I can try to sketch out the general idea here, but my deduction may not be very precise (please refer to your books to check out the coefficients and sign conventions).
So I guess the question is that given a free Fermion system described by the following action
$$S=-\sum_k\psi_k^\dagger G^{-1}(k)\psi_k, ...(1)$$
where $G(k)=-\langle\psi_k\psi_k^\dagger\rangle$ is the Green's function at the momentum-frequency $k=(i\omega,\vec{k})$, what is the DC electric conductivity?
- Start from the definition of the conductivity $j_\mu=\sigma_{\mu\nu} E_{\nu}$ (where $j_\mu$ is the current and $E_\nu$ is the electric field).
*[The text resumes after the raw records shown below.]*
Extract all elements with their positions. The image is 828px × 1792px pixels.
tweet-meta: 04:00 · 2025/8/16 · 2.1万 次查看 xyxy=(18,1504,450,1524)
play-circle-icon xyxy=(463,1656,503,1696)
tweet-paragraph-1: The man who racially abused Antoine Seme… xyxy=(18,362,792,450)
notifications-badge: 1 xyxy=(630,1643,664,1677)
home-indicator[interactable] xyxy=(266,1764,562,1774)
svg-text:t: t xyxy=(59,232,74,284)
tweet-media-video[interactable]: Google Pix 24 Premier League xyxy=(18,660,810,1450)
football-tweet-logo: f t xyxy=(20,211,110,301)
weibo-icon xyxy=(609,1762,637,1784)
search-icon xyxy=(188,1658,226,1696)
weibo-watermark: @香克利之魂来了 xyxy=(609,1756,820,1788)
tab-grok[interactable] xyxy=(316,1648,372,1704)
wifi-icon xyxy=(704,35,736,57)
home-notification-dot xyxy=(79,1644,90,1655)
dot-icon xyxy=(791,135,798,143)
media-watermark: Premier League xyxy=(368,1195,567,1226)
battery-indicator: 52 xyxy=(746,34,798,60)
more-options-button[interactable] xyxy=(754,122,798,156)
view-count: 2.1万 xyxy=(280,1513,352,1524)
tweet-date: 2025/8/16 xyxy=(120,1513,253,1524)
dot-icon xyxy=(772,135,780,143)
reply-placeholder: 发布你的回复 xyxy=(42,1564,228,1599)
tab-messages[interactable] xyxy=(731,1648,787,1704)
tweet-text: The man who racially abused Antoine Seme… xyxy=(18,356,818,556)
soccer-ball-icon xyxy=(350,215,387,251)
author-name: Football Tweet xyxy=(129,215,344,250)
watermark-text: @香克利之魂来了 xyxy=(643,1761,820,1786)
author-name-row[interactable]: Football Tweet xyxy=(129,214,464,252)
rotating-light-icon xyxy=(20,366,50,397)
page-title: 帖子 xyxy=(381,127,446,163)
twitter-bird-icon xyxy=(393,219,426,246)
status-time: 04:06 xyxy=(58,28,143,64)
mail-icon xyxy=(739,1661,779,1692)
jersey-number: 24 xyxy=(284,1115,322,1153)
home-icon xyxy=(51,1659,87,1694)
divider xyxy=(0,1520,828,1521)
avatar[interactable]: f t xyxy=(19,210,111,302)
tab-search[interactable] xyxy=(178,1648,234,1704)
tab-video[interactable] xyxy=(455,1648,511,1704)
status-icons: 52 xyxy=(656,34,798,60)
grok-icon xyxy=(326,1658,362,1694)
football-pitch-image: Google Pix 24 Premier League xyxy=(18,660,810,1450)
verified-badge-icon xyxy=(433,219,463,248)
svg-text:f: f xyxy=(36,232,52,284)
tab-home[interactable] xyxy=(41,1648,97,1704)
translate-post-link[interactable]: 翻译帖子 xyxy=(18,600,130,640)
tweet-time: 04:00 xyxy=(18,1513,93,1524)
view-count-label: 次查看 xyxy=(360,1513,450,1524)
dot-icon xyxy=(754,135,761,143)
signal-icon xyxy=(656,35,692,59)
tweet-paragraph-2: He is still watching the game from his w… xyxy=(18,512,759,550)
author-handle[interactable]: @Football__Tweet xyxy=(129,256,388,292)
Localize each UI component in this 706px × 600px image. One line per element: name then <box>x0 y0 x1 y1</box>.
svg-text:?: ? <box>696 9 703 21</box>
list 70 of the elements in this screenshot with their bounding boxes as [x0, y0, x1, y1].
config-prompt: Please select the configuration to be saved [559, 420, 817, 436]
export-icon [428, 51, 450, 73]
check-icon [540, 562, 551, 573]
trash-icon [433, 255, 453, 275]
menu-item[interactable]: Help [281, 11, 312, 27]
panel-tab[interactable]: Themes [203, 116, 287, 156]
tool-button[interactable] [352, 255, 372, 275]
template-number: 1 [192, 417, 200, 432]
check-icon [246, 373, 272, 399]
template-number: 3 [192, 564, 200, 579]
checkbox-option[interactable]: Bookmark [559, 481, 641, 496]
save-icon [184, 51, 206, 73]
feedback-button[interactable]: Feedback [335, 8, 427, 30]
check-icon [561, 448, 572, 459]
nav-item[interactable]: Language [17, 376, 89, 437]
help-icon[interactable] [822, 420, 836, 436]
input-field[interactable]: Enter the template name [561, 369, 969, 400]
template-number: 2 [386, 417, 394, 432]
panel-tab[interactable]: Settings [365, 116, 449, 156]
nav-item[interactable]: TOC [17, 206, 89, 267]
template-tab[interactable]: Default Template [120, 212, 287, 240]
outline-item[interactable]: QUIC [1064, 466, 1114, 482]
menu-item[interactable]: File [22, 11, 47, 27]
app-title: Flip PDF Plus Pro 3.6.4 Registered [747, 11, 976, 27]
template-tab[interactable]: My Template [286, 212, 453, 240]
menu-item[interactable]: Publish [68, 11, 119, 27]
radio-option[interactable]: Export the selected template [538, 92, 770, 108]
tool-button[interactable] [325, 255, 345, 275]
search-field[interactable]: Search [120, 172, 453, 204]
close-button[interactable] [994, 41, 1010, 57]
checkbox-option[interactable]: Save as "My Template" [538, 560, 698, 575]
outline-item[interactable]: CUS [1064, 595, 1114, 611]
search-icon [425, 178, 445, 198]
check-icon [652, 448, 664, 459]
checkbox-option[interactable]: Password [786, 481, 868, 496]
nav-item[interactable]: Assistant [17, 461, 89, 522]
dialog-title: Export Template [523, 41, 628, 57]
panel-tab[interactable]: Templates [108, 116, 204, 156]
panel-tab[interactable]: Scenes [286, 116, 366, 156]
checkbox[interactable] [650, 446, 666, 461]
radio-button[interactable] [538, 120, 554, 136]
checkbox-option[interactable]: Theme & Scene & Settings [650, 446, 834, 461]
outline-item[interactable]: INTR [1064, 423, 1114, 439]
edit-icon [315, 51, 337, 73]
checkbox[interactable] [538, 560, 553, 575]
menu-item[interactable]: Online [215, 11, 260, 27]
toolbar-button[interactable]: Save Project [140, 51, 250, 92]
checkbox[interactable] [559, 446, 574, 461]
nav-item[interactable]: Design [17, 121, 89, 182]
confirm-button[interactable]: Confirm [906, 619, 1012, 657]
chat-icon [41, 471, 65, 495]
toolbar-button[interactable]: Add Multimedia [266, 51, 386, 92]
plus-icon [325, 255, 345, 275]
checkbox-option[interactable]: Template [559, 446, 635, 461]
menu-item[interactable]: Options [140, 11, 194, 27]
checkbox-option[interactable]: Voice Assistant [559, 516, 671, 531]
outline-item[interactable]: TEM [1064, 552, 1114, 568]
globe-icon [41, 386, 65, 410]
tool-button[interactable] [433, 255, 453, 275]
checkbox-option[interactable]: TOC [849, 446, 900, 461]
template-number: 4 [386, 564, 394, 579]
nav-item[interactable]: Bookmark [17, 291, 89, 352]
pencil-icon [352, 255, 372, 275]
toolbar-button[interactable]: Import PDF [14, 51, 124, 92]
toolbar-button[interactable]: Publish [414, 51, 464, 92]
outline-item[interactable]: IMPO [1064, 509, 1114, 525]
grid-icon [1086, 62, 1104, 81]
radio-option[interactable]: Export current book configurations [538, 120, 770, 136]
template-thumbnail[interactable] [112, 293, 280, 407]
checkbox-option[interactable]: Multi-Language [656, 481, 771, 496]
Consider the linear (differential) response
$$\sigma_{\mu\nu}= \frac{\delta j_\mu}{\delta E_\nu}....(2)$$
- Introduce the gauge potential $A_\mu$. By definition, current is the source of the gauge potential, i.e. $j_\mu = \delta S/\delta A_\mu$, and the electric field is the conjugate momentum of the gauge potential, which means $E_\nu=\partial_t A_\nu$ according to the equation of motion. Plug into the expression Eq. (2) for $\sigma$
$$\sigma_{\mu\nu} = \frac{\delta}{\delta \partial_t A_\nu}\frac{\delta S}{\delta A_\mu}=-i\delta_{A_0}\delta_{A_\nu}\delta_{A_\mu}S....(3)$$
Because $i\partial_t$ means the frequency $i\omega$. For DC conductivity, we should send the frequency $i\omega\to 0$, which means we are actually varying with respect to $i\omega$. But because $i\omega$ always appears with the chemical potential $A_0$ in the form of $(i\omega+A_0)$ in the action, so it will be equivalent to just varying with respect to $A_0$. This is how we can replace $1/\partial_t$ by $-i\delta_{A_0}$ (there are more rigors deduction for this replacement but let us take this simple argument for now).
- You may be wondering how the gauge potential $A_\mu$ entered the action $S$ (note that the original Fermion action does not even containing the field $A_\mu$). This is done by the minimal coupling procedure, which simply replace every $k$ by $k+A$. So the action in Eq. (1) is actually $S=-\sum_k\psi_k^\dagger G^{-1}(k+A)\psi_k$. The idea is then integrate out the Fermion field $\psi$, and obtain the effective action for the gauge field $S[A]$, then can calculate the conductivity by Eq. (3). But all these can be done in a simpler way by noticing that $k$ always appears with $A$, so $\delta_A=\delta_k$, and hence Eq. (3) becomes
$$\sigma_{\mu\nu}=-i\delta_{k_0}\delta_{k_\nu}\delta_{k_\mu}S....(4)$$
- To calculate the momentum-frequency variation, we should first integrate out the Fermion field $\psi$:
$$S\xrightarrow{\int\mathcal{D}[\psi]}S=-\sum_k\text{Tr}\ln(-G^{-1}(k))....(5)$$
Using the differentiation rule $\delta G = G (\delta G^{-1}) G$ which follows from the definition $G G^{-1}\equiv 1$ (and by varying both sides), it is not hard to show from Eqs. (4) and (5) that
$$\sigma_{\mu\nu}=-i\sum_k \text{Tr} G(k)\gamma_0 G(k)\gamma_\nu G(k)\gamma_\mu, ...(6)$$
where the $\gamma$ matrices are defined as
$$\gamma_\mu=-\partial_{k_\mu}G^{-1}(k)....(7)$$
Ok. Eq. (6) is already the Kubo formula written in terms of the Green's function. You may just plug in your Green's function and complete the momentum-frequency summation to get the electric conductivity.
EXAMPLE:
To demonstrate how this works, please allow me to present a simple example. Consider the Hall conductance of a two band system $$G(k)=(i\omega\sigma_0-k_1\sigma_1-k_2\sigma_2-m\sigma_3)^{-1}=\frac{i\omega\sigma_0+k_1\sigma_1+k_2\sigma_2+m\sigma_3}{(i\omega)^2-E^2},$$
with $E=\sqrt{k_1^2+k_2^2+m^2}$. From Eq.(7), $\gamma_0=-\sigma_0$, $\gamma_1=\sigma_1$, $\gamma_2=\sigma_2$. Then plugging into Eq. (6).
$$\sigma_{\mu\nu}=\sum_{k}\frac{2m}{((i\omega)^2-E^2)^2}=\sum_{\vec{k}}\frac{m}{2E^3}=\frac{m}{2|m|},$$
which is what we expect for a single Dirac cone.